Before training the model I decided to format the targets in order to create a way for the AI to better guess the location by turning the GPS coordinates into multi class targets, through formatting each number in the coordinate as a one hot array with numbers ranging one through ten.

Training the Model

After using a couple different model architectures I settled on a wideresnet with 50 layers which gave comparable results to a wideresnet with 100 layers but took far less GPU memory. The model was trained on a dataset of 50,000 images and had the best performance 20 epochs in and then began to slowly overfit.

How Could it be Improved?

Using a custom model that is better suited to guessing locations rather than just image classification. Adding far more layers so the model can pick up more complexity however this would require a larger GPU. Arguably the best performance improver - and something that would more accurately follow the GeoGuessr - idea would be to train a 3D CNN on an array of images from the location giving the model far more data to work with and make accurate predictions.

Takeaway

While the model is by no means perfect, it is suprisingly accurate given the limited input it recives.

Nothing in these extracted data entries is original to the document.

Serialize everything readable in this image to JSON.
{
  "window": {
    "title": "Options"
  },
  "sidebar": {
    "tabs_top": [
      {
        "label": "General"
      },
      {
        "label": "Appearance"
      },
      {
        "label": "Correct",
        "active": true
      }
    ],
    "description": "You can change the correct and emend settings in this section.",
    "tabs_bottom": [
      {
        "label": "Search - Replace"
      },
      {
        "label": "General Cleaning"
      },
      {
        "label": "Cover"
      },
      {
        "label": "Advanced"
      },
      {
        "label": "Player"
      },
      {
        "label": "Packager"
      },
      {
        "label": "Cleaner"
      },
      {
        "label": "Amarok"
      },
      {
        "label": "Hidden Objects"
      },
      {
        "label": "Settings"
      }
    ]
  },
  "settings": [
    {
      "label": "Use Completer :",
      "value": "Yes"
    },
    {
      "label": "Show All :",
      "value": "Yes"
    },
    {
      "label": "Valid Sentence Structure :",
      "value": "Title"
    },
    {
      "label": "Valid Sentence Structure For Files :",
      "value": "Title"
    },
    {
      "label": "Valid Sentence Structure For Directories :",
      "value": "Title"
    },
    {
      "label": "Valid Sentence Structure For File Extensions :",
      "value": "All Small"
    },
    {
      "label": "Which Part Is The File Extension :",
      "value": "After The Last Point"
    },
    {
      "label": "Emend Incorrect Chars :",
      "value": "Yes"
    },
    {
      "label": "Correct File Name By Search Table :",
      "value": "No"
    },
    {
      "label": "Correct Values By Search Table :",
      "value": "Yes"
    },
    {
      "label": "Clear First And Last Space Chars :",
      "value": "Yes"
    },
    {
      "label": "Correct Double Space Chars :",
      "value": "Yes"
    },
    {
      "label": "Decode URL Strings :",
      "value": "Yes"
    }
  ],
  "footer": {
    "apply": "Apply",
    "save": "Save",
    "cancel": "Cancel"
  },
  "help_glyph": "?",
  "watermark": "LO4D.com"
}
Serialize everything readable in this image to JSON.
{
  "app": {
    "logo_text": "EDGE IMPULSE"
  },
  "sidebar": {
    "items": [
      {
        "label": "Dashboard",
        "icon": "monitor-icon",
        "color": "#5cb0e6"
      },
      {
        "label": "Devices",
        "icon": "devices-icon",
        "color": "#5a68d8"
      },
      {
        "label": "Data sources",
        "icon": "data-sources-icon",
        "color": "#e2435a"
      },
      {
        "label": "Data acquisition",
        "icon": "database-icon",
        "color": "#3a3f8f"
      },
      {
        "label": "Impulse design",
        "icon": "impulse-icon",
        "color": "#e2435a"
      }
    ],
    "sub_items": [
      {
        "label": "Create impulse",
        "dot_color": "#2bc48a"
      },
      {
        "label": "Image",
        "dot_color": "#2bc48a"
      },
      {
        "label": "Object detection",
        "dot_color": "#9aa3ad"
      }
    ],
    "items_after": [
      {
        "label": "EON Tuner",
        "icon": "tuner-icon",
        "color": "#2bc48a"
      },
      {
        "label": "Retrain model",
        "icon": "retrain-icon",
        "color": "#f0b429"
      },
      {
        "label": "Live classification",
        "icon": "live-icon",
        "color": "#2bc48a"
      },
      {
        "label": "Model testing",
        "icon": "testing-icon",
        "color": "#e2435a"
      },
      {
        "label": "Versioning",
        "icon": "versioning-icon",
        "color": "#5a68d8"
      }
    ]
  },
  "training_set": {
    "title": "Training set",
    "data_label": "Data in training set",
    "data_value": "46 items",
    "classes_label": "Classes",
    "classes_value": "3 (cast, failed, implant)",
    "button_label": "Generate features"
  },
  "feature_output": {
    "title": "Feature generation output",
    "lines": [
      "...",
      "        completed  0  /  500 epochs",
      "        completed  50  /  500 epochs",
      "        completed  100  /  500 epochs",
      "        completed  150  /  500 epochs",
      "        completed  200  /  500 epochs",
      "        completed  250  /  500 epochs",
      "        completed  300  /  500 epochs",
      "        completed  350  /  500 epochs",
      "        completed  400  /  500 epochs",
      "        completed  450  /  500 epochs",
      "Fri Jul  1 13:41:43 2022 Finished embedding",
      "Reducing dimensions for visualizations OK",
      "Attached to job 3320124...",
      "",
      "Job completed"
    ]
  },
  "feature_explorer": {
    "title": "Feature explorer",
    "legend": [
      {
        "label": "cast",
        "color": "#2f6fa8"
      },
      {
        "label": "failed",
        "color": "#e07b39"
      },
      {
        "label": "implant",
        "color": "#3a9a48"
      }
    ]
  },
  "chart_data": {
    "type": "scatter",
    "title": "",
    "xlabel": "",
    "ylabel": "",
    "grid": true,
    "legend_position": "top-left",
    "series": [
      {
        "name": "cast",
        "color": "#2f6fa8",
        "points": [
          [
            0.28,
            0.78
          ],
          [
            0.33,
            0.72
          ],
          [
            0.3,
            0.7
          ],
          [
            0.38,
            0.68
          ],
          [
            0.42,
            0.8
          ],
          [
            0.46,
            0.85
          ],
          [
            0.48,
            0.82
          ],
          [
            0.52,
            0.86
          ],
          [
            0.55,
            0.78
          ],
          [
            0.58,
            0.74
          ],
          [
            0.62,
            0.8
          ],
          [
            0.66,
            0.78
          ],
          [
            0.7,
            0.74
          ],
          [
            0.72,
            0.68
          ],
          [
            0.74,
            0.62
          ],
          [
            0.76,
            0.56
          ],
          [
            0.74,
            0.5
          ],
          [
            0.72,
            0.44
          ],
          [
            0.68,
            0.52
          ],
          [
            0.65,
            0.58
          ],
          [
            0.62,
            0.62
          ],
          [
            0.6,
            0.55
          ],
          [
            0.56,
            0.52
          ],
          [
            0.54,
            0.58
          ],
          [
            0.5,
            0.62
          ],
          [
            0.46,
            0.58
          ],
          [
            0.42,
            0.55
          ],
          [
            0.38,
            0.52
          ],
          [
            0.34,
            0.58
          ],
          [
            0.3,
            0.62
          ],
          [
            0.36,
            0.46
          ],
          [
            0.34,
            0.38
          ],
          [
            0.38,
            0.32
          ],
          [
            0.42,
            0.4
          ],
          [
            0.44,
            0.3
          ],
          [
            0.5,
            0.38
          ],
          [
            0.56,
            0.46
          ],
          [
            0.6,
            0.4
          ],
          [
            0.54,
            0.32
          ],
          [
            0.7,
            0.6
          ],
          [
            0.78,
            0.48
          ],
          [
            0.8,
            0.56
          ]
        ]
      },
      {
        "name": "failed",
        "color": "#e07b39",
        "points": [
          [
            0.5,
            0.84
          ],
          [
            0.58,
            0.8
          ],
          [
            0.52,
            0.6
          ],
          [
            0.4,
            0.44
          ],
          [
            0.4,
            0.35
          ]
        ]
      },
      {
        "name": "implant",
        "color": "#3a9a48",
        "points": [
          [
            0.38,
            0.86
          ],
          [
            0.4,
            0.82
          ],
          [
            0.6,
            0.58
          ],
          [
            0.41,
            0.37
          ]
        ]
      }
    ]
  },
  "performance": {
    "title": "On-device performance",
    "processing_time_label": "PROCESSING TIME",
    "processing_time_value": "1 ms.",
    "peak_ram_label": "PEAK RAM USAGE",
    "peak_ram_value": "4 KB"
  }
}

This interestingly enough reveals that while many would regard American cities as similar there are clearly significant differences in their landscapes so much so that the AI was able to take advantage of them to at least correctly predict the city it was in the majority of hte time.

Instructions

Run Pretrained Model

In order to run a pretrained model you can download it from Google Drive: Open In Drive or you can use the Google Colab: Open In Colab.

Train a Model

You can use the get_images.py script to download a database of images through Google Cloud, they allow 28,500 free Google Street View API calls each month so keep that in mind (anything more and you will be charged $0.007 per image), you will also have to set up a Google Cloud account. You can also download the database of Google Street View images I created here.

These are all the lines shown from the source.